Aus der Druckschrift: Preperski, H.: Elektromagnetisches Umformen (D4) mit den Abb. 4, 6 und 7a, und zugehöriger Beschreibung (vgl. S. 343 rechte Spalte, leAbs. bis S. 345 ganze linke Spalte) ist ein Verfahren zum Verformen von Bauelementen durch berührungsloses Einwirken magnetischer Kräfte entsprechend Anspruch 1 des Streitpatents offenbart. Diese werden mittels Erreger erzeugt, deren Oberfläche in einem ausgewählten Abschnitt sowie in einem bestimmten Abstand zum Bauelement und voneinander angeordnet sind. Die von den Erregern überdeckte Oberfläche des Werkstücks (Bauelements) wird dabei (durch Einwirken der magnetischen Kräfte) mit partiellen Verformungen versehen. Die Schrift D4 vermittelt dem fachkundigen Leser somit auch die allgemeine Lehre, Bauelemente durch berührungsloses Einwirken magnetischer Kräfte ohne Gegenform zu strukturieren bzw. zu verformen (vgl. Fig. 6 und Beschr. S. 344, leAbs. bis S. 345 oben).

Somit verbleibt beim Gegenstand des Anspruchs 1 nach Streitpatent lediglich noch unterschiedlich, dass die Verformungen mit den Erregern so oft in einem horizontalen Wechsel über der Fläche des (Bau-)Elementes wiederholt werden, bis seine Oberfläche mit einem strukturierten Verformungsmuster ausgestattet ist (letzte vier Zeilen des Anspruchs 1).
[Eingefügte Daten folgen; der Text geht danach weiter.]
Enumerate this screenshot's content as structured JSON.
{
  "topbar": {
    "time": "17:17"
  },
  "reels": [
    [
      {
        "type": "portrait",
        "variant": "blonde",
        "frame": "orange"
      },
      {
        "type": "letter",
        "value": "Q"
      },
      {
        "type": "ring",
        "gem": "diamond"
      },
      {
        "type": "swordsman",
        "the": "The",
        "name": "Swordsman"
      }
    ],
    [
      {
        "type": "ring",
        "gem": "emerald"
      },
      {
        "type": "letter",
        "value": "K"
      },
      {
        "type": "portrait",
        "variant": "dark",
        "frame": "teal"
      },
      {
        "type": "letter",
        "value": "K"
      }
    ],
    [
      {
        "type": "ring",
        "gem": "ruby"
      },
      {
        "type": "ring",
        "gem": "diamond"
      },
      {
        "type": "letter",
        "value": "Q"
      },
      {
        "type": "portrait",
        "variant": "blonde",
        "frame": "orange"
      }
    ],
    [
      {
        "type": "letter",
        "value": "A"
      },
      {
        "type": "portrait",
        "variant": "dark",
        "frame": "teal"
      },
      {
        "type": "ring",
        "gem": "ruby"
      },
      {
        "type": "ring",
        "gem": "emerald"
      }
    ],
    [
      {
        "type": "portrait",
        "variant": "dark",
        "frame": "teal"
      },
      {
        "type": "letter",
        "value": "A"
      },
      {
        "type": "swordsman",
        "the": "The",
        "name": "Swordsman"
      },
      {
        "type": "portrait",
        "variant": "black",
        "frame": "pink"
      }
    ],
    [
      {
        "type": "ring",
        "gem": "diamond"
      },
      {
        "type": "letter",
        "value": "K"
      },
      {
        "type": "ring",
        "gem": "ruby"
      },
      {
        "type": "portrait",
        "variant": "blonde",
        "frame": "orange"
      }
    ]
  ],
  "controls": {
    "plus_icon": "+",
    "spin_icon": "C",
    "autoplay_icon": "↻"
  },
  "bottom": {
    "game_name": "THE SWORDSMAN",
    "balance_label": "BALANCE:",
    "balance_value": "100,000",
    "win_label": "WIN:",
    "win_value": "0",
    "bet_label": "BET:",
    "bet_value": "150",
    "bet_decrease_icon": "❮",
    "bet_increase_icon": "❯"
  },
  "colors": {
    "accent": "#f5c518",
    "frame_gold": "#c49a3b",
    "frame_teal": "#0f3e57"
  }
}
Dieses Unterschiedsmerkmal kann jedoch eine erfinderische Tätigkeit bei der Lehre des Anspruchs 1 nicht stützen. Denn eine Wiederholung desselben Arbeitsgangs bis zur Fertigstellung des Werkstücks ist insbesonders bei ausgedehnten Stanzund Prägeteilen fachüblich, bspw. um Lochbleche oder als gelochte Streifen ausgebildete Montagebänder herzustellen. Eine derartige Arbeitsweise kann auch durch die Schrift D4 mit der Fig. 7a und der Beschreibung S. 345, linke Spalte, letzter Abs. zumindest nahegelegt werden, da dort ausgeführt wird, dass gegebenenfalls stückoder besser abschnittsweise Blech oder wie bei Fig. 7a dargestellt, ein Rohr verformt werden kann. Deshalb entscheidet hier der Fachmann im Rahmen fachnotorischer Abwägungen der Vorund Nachteile der jeweiligen Fertigungsverfahren und anhand der äußeren Bedingungen, z. B. Seriengröße oder Größe der Teile bzw. der verfügbaren Werkzeugfläche, über die hier erfolgversprechendste Vorgehensweise. Er kann z. B. durch die einfache und überschaubare Maßnahme, mehrere in einem horizontalen Wechsel über der Fläche des Elementes wiederholte gleichartige Arbeitsgänge vorzusehen, den Einsatz großflächiger und komplizierter Werkzeuge vermeiden.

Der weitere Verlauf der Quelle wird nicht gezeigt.